Aldo Grasso, Corriere della Sera 12/04/2012, 12 aprile 2012
IL TITANIC RISCOPERTO GRAZIE A UN’OSSESSIONE
Ci sono alcuni eventi del Novecento che hanno plasmato così profondamente l’immaginario collettivo da stemperare la loro storicità nel mito. Il naufragio del Titanic, nell’aprile del 1912, è di certo tra questi. Curiosamente, il centenario della tragica sciagura navale ha coinciso con i quindici anni dall’arrivo nelle sale della sua epopea più celebre, Titanic, il monumentale film di James Cameron, che per l’occasione è tornato al cinema in una nuova versione riadattata in 3D.
Tra le diverse iniziative televisive che hanno ripercorso la notte del naufragio, la più interessante è stata proprio «Titanic: la versione di Cameron», un documentario realizzato dal regista premio Oscar (martedì, ore 22.40, National Geographic).
Dal documentario abbiamo capito che uno dei film più visti della storia del cinema è nato da un’ossessione personale: dopo che nel 1985 Robert Ballard ha individuato il relitto della nave a 3.000 metri di profondità, Cameron ha infatti varato diverse spedizioni sottomarine per esplorarne i resti, partecipandovi personalmente.
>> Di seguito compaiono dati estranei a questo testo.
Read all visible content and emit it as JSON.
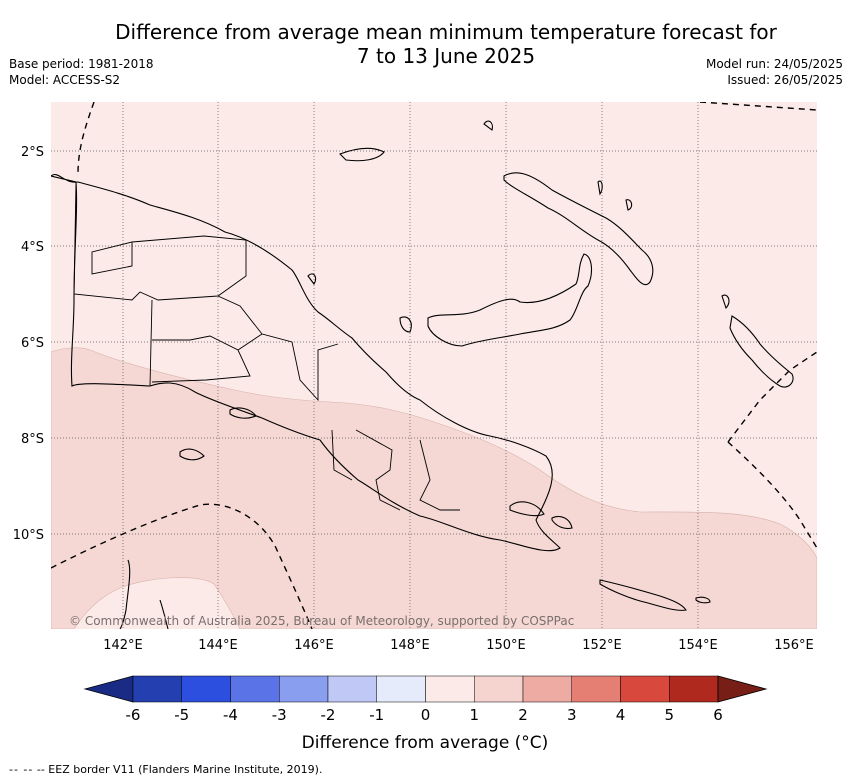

Come se per lui il film fosse in realtà una specie di appendice al vero divertimento, la discesa negli abissi di Terranova.
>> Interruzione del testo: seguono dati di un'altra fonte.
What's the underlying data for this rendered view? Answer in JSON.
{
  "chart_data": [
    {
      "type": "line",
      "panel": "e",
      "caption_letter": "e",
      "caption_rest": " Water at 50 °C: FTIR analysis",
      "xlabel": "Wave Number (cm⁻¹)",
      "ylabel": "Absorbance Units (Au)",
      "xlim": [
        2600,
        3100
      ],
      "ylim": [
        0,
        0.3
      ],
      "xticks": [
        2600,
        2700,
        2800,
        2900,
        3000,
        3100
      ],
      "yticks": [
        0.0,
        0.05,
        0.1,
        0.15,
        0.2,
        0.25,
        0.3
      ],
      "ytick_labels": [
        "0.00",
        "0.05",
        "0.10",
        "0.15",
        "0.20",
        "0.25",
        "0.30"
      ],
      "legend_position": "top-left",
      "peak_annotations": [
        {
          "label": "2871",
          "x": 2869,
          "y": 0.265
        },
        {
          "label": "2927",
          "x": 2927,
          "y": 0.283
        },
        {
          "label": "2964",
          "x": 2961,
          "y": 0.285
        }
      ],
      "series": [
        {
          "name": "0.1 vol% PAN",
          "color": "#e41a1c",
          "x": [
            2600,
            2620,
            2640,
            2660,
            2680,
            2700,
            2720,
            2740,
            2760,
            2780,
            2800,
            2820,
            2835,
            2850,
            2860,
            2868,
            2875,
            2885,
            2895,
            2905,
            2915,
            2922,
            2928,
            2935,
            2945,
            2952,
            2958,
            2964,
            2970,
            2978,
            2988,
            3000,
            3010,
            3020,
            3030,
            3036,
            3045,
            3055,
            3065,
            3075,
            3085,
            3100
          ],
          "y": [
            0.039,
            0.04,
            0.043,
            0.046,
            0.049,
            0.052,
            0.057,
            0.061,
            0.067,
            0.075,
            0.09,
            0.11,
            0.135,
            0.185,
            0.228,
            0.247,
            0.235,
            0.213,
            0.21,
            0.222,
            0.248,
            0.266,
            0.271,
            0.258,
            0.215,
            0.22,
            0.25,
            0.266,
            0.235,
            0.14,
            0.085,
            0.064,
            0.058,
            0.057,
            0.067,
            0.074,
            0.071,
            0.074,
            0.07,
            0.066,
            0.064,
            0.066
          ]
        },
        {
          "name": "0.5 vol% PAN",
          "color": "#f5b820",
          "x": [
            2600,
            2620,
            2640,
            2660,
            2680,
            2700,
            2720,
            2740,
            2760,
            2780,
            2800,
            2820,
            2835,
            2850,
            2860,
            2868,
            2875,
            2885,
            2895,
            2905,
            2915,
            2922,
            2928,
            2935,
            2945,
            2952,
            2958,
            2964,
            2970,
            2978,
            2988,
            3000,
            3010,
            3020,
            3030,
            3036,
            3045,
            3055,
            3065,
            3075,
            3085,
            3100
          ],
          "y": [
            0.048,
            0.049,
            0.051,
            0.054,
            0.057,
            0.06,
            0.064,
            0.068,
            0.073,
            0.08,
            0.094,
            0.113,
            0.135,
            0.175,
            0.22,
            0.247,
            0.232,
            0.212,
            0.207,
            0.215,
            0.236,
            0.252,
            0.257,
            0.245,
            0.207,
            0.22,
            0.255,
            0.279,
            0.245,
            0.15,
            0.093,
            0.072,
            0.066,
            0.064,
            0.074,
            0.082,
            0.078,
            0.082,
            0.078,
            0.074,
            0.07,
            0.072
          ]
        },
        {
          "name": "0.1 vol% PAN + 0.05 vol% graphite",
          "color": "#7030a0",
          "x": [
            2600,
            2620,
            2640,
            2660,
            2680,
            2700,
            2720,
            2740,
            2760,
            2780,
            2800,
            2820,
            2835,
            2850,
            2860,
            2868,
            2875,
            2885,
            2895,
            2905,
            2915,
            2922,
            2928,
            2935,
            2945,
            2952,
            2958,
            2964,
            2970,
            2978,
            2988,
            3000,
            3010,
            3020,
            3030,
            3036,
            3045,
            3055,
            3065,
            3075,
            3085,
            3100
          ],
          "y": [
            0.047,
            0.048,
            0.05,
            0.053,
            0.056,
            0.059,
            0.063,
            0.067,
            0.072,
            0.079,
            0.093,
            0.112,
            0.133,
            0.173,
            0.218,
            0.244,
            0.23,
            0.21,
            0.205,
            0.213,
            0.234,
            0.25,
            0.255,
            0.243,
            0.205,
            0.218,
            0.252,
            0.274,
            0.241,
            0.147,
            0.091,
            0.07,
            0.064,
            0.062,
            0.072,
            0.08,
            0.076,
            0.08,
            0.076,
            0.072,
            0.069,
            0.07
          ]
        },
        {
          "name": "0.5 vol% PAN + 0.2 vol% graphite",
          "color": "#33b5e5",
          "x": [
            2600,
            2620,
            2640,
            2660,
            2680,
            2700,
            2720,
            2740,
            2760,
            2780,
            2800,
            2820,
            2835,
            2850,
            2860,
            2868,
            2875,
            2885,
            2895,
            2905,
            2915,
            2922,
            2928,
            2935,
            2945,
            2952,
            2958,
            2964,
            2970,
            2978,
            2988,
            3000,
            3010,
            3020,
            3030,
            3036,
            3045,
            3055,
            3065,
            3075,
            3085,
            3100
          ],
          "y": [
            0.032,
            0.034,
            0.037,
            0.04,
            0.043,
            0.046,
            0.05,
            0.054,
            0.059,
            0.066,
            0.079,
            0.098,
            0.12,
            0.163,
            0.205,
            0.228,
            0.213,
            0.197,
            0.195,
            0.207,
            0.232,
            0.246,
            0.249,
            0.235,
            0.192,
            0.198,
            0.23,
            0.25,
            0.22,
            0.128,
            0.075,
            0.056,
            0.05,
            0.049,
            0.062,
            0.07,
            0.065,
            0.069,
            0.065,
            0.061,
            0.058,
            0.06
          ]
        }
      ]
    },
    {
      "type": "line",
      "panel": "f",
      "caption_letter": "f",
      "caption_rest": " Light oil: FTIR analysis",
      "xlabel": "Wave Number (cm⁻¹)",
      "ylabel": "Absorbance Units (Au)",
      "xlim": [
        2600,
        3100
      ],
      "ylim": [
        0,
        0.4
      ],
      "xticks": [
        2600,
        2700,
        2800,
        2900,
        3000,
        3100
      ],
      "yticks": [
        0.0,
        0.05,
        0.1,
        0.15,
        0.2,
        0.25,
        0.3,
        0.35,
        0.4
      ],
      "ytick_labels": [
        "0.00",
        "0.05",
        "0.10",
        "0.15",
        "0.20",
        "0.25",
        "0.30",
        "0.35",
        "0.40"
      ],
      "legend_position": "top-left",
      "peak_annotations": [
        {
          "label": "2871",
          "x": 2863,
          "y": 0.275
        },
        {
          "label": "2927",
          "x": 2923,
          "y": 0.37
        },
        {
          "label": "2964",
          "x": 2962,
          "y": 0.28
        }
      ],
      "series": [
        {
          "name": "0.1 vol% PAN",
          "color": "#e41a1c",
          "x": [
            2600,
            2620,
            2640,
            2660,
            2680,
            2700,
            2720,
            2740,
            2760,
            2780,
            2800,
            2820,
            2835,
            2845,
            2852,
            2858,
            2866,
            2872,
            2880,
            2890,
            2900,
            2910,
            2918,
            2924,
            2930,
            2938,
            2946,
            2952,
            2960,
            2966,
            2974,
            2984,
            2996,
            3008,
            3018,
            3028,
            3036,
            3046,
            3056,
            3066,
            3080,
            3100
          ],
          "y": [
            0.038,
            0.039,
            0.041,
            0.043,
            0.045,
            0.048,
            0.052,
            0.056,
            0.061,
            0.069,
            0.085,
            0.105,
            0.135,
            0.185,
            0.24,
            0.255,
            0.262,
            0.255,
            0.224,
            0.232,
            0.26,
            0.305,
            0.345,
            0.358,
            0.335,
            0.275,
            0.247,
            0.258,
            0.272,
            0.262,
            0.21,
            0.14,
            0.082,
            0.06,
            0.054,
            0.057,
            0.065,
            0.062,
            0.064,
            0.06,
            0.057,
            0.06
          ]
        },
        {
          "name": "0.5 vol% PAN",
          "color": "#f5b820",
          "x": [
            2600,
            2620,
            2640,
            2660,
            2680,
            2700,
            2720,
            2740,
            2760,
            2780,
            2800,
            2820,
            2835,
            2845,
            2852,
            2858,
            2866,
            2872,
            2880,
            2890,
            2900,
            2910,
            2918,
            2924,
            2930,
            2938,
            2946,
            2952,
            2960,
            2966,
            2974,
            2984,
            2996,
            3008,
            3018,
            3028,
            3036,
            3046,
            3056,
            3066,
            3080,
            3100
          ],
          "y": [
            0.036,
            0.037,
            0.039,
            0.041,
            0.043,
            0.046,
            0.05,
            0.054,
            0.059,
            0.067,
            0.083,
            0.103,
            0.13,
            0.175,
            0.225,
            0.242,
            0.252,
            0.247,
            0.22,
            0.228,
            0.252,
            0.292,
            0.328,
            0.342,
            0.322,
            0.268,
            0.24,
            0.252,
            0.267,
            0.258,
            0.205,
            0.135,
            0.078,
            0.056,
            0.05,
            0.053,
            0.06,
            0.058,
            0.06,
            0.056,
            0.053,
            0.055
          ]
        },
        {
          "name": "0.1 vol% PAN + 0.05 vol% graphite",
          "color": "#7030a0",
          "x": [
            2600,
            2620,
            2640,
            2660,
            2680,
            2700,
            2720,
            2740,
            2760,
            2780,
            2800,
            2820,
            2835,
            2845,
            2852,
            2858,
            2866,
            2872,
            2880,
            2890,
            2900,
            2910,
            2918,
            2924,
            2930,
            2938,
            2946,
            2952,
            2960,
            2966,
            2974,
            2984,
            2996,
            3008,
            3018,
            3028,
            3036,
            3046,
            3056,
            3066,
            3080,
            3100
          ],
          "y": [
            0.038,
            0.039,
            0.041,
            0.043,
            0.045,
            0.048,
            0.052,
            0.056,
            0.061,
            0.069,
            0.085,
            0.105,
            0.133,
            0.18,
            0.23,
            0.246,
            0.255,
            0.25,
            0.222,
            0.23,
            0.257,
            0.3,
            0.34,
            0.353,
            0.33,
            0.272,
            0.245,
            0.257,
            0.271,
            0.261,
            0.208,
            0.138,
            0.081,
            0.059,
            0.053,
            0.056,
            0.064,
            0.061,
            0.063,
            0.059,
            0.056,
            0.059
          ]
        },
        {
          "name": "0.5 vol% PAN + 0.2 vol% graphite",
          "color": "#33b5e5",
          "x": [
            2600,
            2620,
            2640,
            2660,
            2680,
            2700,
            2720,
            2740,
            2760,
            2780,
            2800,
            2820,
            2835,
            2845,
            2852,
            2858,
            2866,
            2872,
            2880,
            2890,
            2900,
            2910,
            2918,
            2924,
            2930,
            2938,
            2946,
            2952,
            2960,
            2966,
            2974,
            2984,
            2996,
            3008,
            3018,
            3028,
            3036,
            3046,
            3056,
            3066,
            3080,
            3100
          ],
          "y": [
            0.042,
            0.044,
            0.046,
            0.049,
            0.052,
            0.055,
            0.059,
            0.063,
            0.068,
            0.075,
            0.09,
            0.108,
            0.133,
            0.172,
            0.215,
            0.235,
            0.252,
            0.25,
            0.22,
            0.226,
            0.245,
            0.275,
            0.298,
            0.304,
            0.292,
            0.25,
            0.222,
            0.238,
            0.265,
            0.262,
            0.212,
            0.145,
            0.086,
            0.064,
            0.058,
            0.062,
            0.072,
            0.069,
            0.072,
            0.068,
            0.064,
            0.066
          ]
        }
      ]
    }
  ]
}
L’ultima spedizione, le cui immagini inedite costituiscono il fulcro del documentario, è stata forse la più spettacolare, soprattutto grazie alla tecnologia utilizzata: due piccoli robot comandati a distanza sono diventati le protesi visive del regista, e gli hanno permesso di entrare per la prima volta negli interni cesellati della nave, che, pur nella loro invisibilità, hanno sostanziato per anni l’immaginario collettivo sul piroscafo «inaffondabile». Cameron ha radunato un gruppo di esperti per lavorare sul relitto, quasi fosse una «scena del crimine», per ricostruire grazie ad avanzate tecniche di animazione gli ultimi istanti del Titanic e provare, dopo tanto tempo, a restituire storicità al mito.